Konsorsium Pembaruan Agraria (KPA) menyoroti visi-misi capres-cawapres ihwal reforma agraria, termasuk visi misi Anies Baswedan-Muhaimin Iskandar (Amin). Sebagai informasi, dalam visi misinya, Amin memiliki agenda khusus reforma agraria yang disertai 9 rencana program kerja. Amin berfokus pada, meredistribusikan tanah, mempercepat penyelesaian konflik agraria, reformasi kelembagaan, dan upaya mengkoneksikan dengan keharusan pengakuan wilayah adat. Lalu hal yang dirasanya utopis yakni Memberikan akses masyarakat untuk memanfaatkan tanah, termasuk tanah milik instansi pemerintah, Pemda, BUMN dan BUMD.

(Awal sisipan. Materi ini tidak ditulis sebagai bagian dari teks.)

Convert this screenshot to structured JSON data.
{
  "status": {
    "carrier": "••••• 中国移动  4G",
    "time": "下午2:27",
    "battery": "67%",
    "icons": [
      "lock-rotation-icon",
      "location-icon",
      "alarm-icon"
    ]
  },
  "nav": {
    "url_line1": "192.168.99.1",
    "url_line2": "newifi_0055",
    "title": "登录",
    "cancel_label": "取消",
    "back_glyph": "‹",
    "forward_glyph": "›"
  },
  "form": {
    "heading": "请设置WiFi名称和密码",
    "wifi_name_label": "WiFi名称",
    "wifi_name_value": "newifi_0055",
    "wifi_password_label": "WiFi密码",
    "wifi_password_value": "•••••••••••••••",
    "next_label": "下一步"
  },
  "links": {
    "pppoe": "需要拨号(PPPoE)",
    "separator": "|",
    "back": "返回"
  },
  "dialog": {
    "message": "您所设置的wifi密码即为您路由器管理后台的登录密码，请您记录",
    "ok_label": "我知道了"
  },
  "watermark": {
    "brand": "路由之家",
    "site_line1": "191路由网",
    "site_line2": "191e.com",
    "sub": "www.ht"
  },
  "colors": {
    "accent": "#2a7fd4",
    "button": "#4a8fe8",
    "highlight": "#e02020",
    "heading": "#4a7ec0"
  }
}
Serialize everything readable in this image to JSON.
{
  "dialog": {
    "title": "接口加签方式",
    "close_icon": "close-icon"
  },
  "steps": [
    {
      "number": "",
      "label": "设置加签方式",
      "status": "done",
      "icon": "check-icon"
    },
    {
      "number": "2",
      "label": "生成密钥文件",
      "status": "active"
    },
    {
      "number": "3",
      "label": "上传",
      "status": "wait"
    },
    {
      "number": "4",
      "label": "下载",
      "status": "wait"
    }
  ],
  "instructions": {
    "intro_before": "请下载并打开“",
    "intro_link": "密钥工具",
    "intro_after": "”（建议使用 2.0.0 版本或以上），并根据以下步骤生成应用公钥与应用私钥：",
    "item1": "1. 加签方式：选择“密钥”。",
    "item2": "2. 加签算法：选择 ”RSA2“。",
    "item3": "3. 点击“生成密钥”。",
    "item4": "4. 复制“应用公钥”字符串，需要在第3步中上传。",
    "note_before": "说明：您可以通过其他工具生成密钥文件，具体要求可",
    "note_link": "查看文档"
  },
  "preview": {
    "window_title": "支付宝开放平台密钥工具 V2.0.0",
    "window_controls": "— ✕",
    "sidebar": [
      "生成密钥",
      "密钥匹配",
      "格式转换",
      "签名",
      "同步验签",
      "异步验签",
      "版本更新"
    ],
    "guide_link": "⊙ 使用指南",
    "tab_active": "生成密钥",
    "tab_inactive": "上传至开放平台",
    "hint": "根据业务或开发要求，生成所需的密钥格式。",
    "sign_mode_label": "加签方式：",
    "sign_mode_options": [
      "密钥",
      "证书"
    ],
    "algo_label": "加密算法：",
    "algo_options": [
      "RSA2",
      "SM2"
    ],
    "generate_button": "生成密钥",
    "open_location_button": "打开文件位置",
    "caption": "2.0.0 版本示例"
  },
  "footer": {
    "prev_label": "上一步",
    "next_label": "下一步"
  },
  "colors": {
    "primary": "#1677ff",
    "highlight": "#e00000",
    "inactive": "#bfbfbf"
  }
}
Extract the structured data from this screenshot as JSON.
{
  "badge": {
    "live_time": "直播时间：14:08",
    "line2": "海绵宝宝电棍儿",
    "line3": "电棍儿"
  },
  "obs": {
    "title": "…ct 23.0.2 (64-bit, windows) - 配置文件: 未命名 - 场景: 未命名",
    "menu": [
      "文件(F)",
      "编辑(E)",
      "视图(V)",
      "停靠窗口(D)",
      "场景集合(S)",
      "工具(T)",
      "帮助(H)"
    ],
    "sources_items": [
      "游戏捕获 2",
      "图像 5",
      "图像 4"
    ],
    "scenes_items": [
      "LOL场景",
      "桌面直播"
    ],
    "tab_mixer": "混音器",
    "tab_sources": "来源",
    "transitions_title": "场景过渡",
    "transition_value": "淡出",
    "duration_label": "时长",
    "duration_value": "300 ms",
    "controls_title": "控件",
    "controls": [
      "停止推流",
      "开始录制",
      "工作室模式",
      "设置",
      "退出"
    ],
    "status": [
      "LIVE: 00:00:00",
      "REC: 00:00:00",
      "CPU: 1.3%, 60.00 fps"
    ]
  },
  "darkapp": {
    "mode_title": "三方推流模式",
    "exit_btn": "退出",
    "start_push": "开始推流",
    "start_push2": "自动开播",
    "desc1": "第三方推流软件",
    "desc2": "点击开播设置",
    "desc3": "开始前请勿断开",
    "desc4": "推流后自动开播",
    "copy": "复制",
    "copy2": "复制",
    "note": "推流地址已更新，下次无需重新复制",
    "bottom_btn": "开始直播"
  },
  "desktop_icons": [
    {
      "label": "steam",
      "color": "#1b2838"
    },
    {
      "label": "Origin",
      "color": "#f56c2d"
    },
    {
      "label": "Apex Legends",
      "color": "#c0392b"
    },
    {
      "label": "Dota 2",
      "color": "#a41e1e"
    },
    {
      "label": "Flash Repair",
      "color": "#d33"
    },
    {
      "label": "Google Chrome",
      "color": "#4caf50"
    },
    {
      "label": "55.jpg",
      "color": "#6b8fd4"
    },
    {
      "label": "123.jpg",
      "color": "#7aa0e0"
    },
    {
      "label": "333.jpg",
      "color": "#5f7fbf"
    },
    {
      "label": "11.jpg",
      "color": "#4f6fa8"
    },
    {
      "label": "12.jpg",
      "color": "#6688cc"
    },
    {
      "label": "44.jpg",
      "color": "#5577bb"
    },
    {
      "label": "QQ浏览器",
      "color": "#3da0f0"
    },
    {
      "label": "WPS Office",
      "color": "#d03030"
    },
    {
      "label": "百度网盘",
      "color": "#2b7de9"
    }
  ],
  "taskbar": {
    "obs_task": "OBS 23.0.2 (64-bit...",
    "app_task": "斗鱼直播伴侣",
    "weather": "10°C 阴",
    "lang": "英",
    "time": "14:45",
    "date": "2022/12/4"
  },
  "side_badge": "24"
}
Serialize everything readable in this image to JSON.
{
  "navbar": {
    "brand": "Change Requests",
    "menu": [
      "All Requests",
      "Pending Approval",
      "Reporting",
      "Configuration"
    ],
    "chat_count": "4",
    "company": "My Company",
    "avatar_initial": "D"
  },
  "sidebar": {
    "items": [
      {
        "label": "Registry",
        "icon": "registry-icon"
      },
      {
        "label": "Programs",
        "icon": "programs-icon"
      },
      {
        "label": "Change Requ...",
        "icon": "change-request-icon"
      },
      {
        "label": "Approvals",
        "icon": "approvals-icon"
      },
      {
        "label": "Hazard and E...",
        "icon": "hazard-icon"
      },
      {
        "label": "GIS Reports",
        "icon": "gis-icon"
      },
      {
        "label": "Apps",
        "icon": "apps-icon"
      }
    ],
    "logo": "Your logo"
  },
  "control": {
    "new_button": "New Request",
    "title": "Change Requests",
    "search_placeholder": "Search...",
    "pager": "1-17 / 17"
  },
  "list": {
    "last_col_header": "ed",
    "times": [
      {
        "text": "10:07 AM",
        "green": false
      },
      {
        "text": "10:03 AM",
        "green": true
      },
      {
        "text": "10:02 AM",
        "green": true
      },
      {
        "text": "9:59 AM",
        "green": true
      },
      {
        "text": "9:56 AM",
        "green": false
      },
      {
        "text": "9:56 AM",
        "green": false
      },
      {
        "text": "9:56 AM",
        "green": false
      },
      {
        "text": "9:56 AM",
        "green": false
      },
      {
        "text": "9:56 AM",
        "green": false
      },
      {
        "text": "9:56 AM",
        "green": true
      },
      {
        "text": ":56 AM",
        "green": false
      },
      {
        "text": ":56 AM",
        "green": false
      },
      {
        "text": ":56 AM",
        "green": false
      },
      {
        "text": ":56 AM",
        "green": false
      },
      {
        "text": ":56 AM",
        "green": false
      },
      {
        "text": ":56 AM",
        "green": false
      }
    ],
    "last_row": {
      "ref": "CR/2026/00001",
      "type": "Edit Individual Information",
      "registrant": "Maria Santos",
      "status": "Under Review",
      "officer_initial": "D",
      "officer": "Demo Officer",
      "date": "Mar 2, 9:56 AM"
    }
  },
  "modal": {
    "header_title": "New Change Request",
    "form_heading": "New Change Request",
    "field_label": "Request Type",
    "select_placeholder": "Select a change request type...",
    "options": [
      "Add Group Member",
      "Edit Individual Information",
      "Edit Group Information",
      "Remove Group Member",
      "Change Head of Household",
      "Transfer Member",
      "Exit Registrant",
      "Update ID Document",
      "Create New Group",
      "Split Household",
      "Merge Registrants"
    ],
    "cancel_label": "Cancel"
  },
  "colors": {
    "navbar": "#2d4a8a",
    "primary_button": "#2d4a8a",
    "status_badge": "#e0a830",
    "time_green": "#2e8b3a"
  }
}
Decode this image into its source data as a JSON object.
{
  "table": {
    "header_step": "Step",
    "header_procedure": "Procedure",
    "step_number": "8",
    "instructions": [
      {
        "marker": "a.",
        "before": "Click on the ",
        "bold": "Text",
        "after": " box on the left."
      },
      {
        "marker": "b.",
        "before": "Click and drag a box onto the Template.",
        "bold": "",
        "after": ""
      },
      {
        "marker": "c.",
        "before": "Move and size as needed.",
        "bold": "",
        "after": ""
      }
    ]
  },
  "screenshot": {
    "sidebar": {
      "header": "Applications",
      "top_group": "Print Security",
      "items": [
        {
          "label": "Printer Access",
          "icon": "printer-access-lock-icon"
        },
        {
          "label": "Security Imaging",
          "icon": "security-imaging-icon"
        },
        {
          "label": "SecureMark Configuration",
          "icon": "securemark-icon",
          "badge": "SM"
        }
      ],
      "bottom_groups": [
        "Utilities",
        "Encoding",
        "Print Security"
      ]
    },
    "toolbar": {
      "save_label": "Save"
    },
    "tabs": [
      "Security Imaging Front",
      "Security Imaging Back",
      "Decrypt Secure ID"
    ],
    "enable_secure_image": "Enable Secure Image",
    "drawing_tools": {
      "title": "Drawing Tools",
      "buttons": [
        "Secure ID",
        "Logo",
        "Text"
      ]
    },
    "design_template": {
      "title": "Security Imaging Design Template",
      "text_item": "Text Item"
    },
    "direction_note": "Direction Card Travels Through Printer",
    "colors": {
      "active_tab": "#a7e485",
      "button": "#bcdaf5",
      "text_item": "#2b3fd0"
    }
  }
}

Disisi lain, Ganjar-Mahfud menjanjikan penataan alokasi lahan yang efisien dan berkeadilan. Dengan visi misi “reforma agraria tuntas” mengacu pada pengelolaan alokasi lahan yang efisien dan adil, termasuk redistribusi dan legalisasi tanah yang terbebas dari praktik mafia tanah. Tujuan utamanya adalah memastikan bahwa proses administrasi dan dokumentasi lahan berlangsung secara transparan, cepat, akurat, dan ekonomis. Masyarakat yakin dengan kapasitas Mahdud MD yang mempunyai pengalaman di bidang hukum, dapat menuntaskan reformasi agraria.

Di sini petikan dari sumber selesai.